Provides scalable, high-performance and resilient real-time streaming processing. Kafka, Flume, Kinesis and other systems can act as data sources for Spark.

MLlib

It is a scalable low level machine learning library. The library implements various machine learning algorithms such as clustering, regression, classification, and collaborative filtering.

GraphX

Serves for manipulating graphs and their parallel processing. GraphX can measure graph connectivity, degree distribution, average path length, and other metrics. It can also connect graphs and transform them quickly. In addition to built-in graph operations, GraphX also has a library that implements the PageRank algorithm.

Comparison of Apache Spark and Apache MapReduce

Previously, MapReduce was generally used to process big data. It is the Hadoop component that pioneered data processing in Big Data. But he has two global problems.

Poor performance. MapReduce calculates in two steps. First, it divides the data into pieces and transfers it to the cluster nodes for processing. Then each node processes the data and sends the result to the main node, where the final computation result is formed. MapReduce constantly accesses the disk, where it stores all intermediate and final results of calculations. Therefore, it runs with latencies that prevent MapReduce from being used for processing streaming data and machine learning tasks.
High complexity. Writing a good MapReduce solution requires a high level of expertise. Even an experienced technician can easily make a mistake or write an ineffective algorithm.

But in 2014, another tool began to gain popularity - Spark, and now it has practically supplanted MapReduce. Apache Spark was designed to address the shortcomings of MapReduce while maintaining its benefits. This is how it solves the MapReduce problems:

Spark processes data in memory and hardly ever accesses disk. If the amount of data to be processed is greater than the amount of RAM, Spark flushes some of the data to disk. At the same time, many optimizers are built into it, which can reduce the number of disk accesses. Therefore, Spark is tens, sometimes hundreds of times faster than MapReduce.
Spark has APIs for different programming languages, so writing code is much easier and the code itself is more compact. Typically, developers write fairly high-level instructions in Spark, and Spark decides how to execute them optimally. Often he can do it better than a human.
For example, a Junior Data-engineer can write code in Spark that will run faster than the code written by a Senior Data-engineer in MapReduce. Also, Spark is less likely to make a serious mistake, and if it does, it is easier to fix it.

To summarize the comparison briefly, we can say that Hadoop MapReduce is an aging technology, and Apache Spark has practically become the standard in the field of big data.

How clouds can power Apache Spark

For data processing in Big Data, horizontal scalability is very important. The more nodes in the cluster, the faster the data is processed. And Spark is no exception. It is difficult and unprofitable to build clusters for data processing on your own equipment. It is difficult to guess in advance how many servers are needed and what capacity they should be. If you use too many servers, they will be idle. If too little, then data processing will take a long time. Therefore, it is worth paying attention to cloud technologies.

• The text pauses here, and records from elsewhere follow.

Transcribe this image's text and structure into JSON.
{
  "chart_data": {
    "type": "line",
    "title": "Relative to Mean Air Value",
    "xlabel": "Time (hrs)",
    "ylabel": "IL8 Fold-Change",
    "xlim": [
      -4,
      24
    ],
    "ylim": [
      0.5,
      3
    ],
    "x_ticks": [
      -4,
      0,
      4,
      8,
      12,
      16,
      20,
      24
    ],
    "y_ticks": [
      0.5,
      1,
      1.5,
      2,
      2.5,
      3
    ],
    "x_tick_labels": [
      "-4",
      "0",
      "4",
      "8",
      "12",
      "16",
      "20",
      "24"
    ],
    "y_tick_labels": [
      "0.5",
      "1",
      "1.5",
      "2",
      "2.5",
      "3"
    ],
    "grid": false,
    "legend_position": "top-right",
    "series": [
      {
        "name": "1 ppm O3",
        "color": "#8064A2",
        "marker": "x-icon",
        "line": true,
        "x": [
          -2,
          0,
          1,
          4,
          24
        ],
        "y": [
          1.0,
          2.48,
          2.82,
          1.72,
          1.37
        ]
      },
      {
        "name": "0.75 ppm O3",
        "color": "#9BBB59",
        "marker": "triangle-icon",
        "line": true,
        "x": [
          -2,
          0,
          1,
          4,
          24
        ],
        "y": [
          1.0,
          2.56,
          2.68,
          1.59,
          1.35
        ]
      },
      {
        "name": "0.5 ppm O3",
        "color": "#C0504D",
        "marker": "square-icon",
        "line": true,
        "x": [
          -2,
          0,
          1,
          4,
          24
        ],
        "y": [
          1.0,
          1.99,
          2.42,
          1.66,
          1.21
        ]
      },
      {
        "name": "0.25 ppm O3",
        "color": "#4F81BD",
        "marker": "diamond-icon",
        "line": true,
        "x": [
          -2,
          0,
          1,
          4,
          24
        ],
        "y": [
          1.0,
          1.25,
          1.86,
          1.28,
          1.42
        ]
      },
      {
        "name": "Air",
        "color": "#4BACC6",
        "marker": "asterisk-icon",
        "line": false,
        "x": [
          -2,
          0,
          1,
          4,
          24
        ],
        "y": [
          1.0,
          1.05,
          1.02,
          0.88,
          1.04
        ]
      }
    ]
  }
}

Cloud platforms can provide a huge amount of resources on demand. If you have a small load, connect several small nodes. When the load increases, you can quickly add new nodes to the cluster. This will allow you to use resources more efficiently.

Conclusion

Apache Spark is a framework for processing data in Big Data. It works in RAM and rarely accesses the disk, so it processes data very quickly.
Previously, the de facto standard for processing data was Hadoop MapReduce. But it has two key problems: low productivity and high development complexity.
Spark is now practically the standard. It was created to eliminate the disadvantages of MapReduce and to preserve its advantages.
Apache Spark and other technologies for working with big data are actively used in the cloud, because they allow you to get all the benefits of cloud services.